Most important, pay yourself. Set aside money to use for emergencies and for fun. “You should have six months of living expenses saved in a money market account for emergencies.”

Then set aside money to invest outside of a company 401(k). “Once you have an emergency fund, you can begin to invest in a stock mutual fund or a fund that diversifies investments with stocks and bonds.”

Be sure to decide on short-term and long-term financial goals for your money. “You are going to have to create different budgets for those goals,” he says. “For example, if you need a car in the next three to five years, start saving now. When you go to buy your car, you can be in a position of strength if you already have money saved. Then you can decide whether it’s in your best interest to finance it or pay cash and avoid monthly payments.”

Finally, revisit your budget regularly, and cut your expenses by 5 percent. “You have to tweak your budget to make sure that you are preparing for a secure financial future.”

STORY: D. Aileen Dodd


 

FAMILY FINANCE: RAISING MONEY-WISE KIDS

Emma Foulkes

Emma Foulkes – a certified financial planner

Emma Foulkes, a certified financial planner, was on a mission to raise a fiscally responsible child. No kid of hers was ever going to flop down in the toy aisle at Target and scream until they got a PlayStation. The way Foulkes sees it, parents driven to please their children often raise spoiled kids who can’t manage money.

“I don’t believe in giving kids anything,” Foulkes says. “If my son saw a toy in a store that he wanted, I would tell him, ‘I will lend you the money, but you have to pay me back at 3 percent interest.’ Kids treat their stuff a lot better when they have some skin in the game.”

Instead of giving her son, Raimius, an allowance, he earned his pay by getting good grades or mowing the lawn. (Raimius, now 23, is a collections specialist at Infor, a global software company in Alpharetta.)

FOULKES’ TOP 5 TIPS TO TEACH KIDS ABOUT MONEY:

1 Model good money-management. “Pay your bills on time.”

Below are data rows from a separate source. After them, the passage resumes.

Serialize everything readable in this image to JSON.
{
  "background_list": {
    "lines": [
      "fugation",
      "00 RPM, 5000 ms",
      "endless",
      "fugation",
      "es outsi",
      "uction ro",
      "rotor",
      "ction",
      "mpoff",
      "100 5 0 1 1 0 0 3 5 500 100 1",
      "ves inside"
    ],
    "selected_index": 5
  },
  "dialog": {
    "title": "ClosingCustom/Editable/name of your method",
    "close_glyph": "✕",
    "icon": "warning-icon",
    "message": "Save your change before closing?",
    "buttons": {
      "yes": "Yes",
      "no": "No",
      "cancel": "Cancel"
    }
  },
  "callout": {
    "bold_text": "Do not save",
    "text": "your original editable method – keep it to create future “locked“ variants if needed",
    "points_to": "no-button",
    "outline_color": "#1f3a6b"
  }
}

2 Teach your children how to save. “Buy your kids a piggy bank. Make saving a family activity.”

3 Give a “bonus” for good grades or difficult chores. “I had an allowance and became extremely spoiled. I decided not to be an ATM for my son.”

4 Open a savings account for your kids. “Help them set aside money to save and donate.”

5 Teach them about investing. “When I was 16, my mother gave me $1,000. We went to a brokerage firm, and she had them come up with a stock portfolio. Our conversation around the dinner table wasn’t ‘How was school?’ It was, ‘What was your money doing today?’”


 

Save for college or another iPhone?

“It makes absolutely no sense for kids to have the finest of everything if you don’t have money saved for their education,” Foulkes says. “It will take them further than a pair of Air Jordans.” Foulkes says save early and often for college:

Cut back on unnecessary personal spending. “Invest in a 529 College Plan.”

Keep the family car. “When you have paid it off, contribute that same payment to your 529.”

Research scholarships and financial aid. “If your child qualifies, apply.”

Let your child contribute. “My son took out a little student loan to help pay for some of his college. It creates accountability.”

Limit the lavish gifts. “For the kid who has everything, ask family to contribute to the 529 in lieu of birthday gifts.”